The full linear regression model considers all the data. Multiple R-squared (R^2) is 0.02079. Indicating that the model explains only a small portion of the variance in movie ratings. The p-value for the date_x coefficient is less than 2.2e-16, suggesting that there is a statistically significant relationship between date_x (time) and movie ratings. However, the Adjusted R-squared is also very low, indicating that the model is not a good fit.
The data is split into two subsets: before and after the year 2000. For the “Before 2000” subset, the R^2 is 0.045, indicating a slightly better fit compared to the full model, but it’s still relatively low.
The p-value for date_x is highly significant, indicating a relationship between time and movie ratings for this subset. For the “After 2000” subset, the R^2 is 0.01426, which is lower than both the full and “Before 2000” subsets.

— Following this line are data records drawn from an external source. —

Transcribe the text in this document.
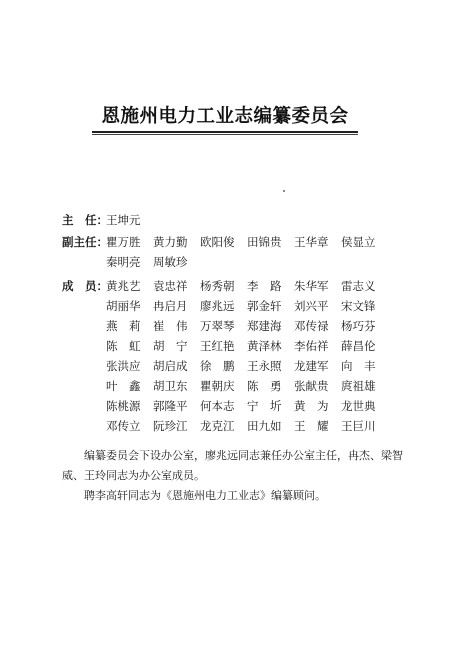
恩施州电力工业志编纂委员会
主　任：
王坤元
副主任：
瞿万胜	黄力勤	欧阳俊	田锦贵	王华章	侯显立
秦明亮	周敏珍
成　员：
黄兆艺	袁忠祥	杨秀朝	李　路	朱华军	雷志义
胡丽华	冉启月	廖兆远	郭金轩	刘兴平	宋文锋
燕　莉	崔　伟	万翠琴	郑建海	邓传禄	杨巧芬
陈　虹	胡　宁	王红艳	黄泽林	李佑祥	薛昌伦
张洪应	胡启成	徐　鹏	王永照	龙建军	向　丰
叶　鑫	胡卫东	瞿朝庆	陈　勇	张献贵	庹祖雄
陈桃源	郭隆平	何本志	宁　圻	黄　为	龙世典
邓传立	阮珍江	龙克江	田九如	王　耀	王巨川

编纂委员会下设办公室，廖兆远同志兼任办公室主任，冉杰、梁智威、王玲同志为办公室成员。

聘李高轩同志为《恩施州电力工业志》编纂顾问。
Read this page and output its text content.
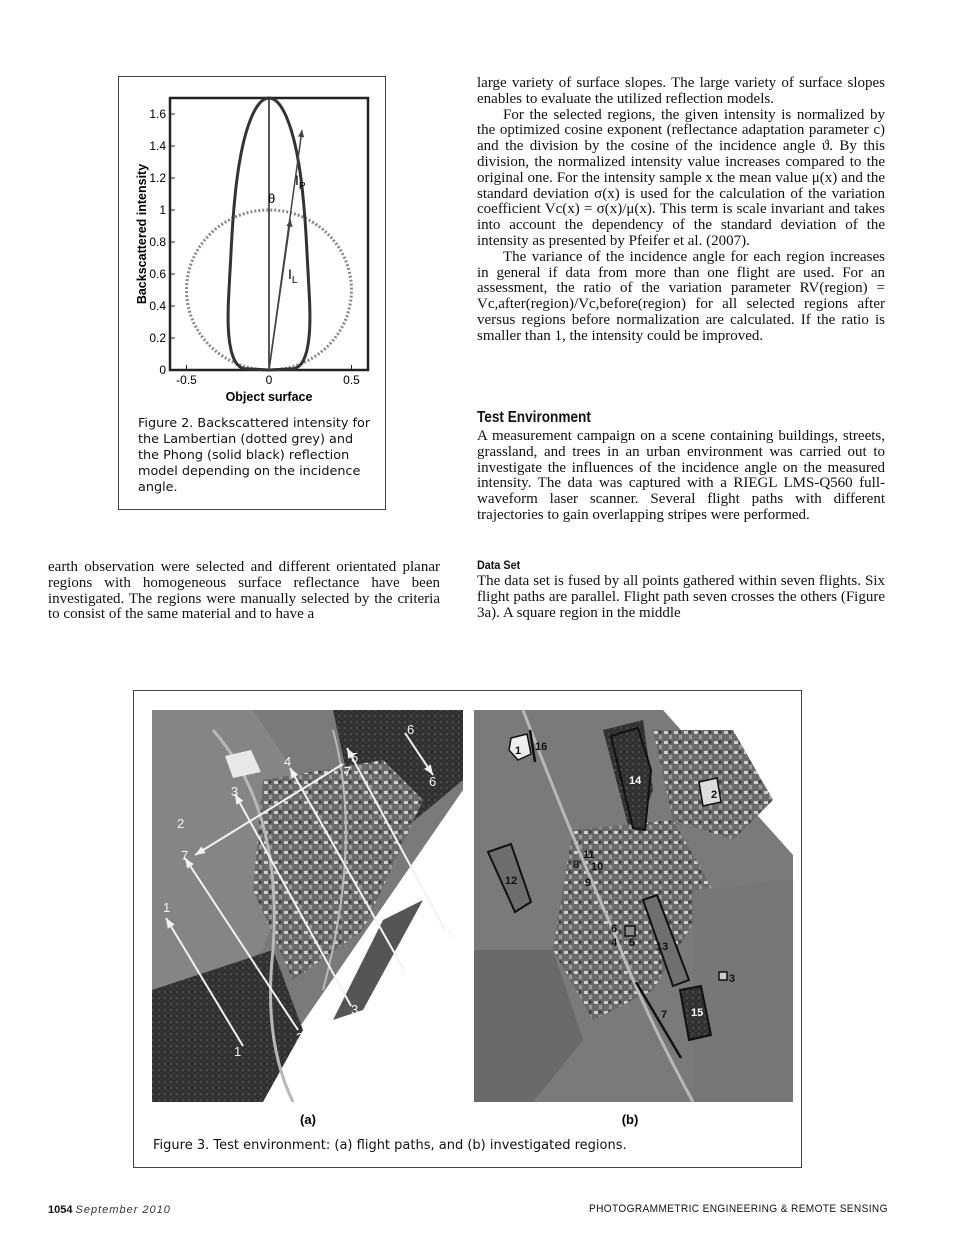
0
0.2
0.4
0.6
0.8
1
1.2
1.4
1.6
-0.5	0	0.5
θ
$I_P$
$I_L$
Object surface
Backscattered intensity
Figure 2. Backscattered intensity for the Lambertian (dotted grey) and the Phong (solid black) reflection model depending on the incidence angle.

earth observation were selected and different orientated planar regions with homogeneous surface reflectance have been investigated. The regions were manually selected by the criteria to consist of the same material and to have a

large variety of surface slopes. The large variety of surface slopes enables to evaluate the utilized reflection models.

For the selected regions, the given intensity is normalized by the optimized cosine exponent (reflectance adaptation parameter c) and the division by the cosine of the incidence angle ϑ. By this division, the normalized intensity value increases compared to the original one. For the intensity sample x the mean value μ(x) and the standard deviation σ(x) is used for the calculation of the variation coefficient Vc(x) = σ(x)/μ(x). This term is scale invariant and takes into account the dependency of the standard deviation of the intensity as presented by Pfeifer et al. (2007).

The variance of the incidence angle for each region increases in general if data from more than one flight are used. For an assessment, the ratio of the variation parameter RV(region) = Vc,after(region)/Vc,before(region) for all selected regions after versus regions before normalization are calculated. If the ratio is smaller than 1, the intensity could be improved.

Test Environment

A measurement campaign on a scene containing buildings, streets, grassland, and trees in an urban environment was carried out to investigate the influences of the incidence angle on the measured intensity. The data was captured with a RIEGL LMS-Q560 full-waveform laser scanner. Several flight paths with different trajectories to gain overlapping stripes were performed.

Data Set

The data set is fused by all points gathered within seven flights. Six flight paths are parallel. Flight path seven crosses the others (Figure 3a). A square region in the middle

1
1
2
2
3
3
4
4
5
5
6
6
7
7
1
2
3
4 5
6
7
8
9
10
11
12
13
14
15
16
(a)	(b)
Figure 3. Test environment: (a) flight paths, and (b) investigated regions.
1054 September 2010	PHOTOGRAMMETRIC ENGINEERING & REMOTE SENSING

Similar to the other models, there is a significant relationship between time and movie ratings.
library(forecast)
## Warning: package 'forecast' was built under R version 4.3.2
## Registered S3 method overwritten by 'quantmod':
## method from
## as.zoo.data.frame zoo
# Apply smoothing (e.g., 5-period moving average) to the 'score' column
movieData_smoothed <- movieData %>%
mutate(smoothed_score = zoo::rollmean(score, k = 5, fill = NA))
# Create a plot to compare the smoothed data with the original data
ggplot() +
geom_line(data = movieData, aes(x = date_x, y = score), color = "blue", alpha = 0.5, size = 1) +
geom_line(data = movieData_smoothed, aes(x = date_x, y = smoothed_score), color = "red", size = 1) +
labs(title = "Original vs. Smoothed Movie Scores",
x = "Date",
y = "Score") +
theme_minimal()
library(forecast)
movieData_ts <- ts(movieData$score, frequency = 12)
movieData_decomp <- stl(movieData_ts, s.window = "periodic")
plot(movieData_decomp)
acf(movieData_decomp$time.series[, "seasonal"])
pacf(movieData_decomp$time.series[, "seasonal"])
summary(movieData_decomp$time.series[, "seasonal"])
## Min. 1st Qu. Median Mean 3rd Qu. Max.
## -0.7272926 -0.2569826 -0.0488401 -0.0000006 0.2510333 0.8118548
# Create a time series object
movie_ts <- ts(movieData$score, frequency = 12)
# Decompose the time series to detect seasonality
decomp <- decompose(movie_ts)
# Plot the ACF and PACF
par(mfrow = c(2, 1))
acf(decomp$seasonal, main = "ACF of Seasonal Component")
pacf(decomp$seasonal, main = "PACF of Seasonal Component")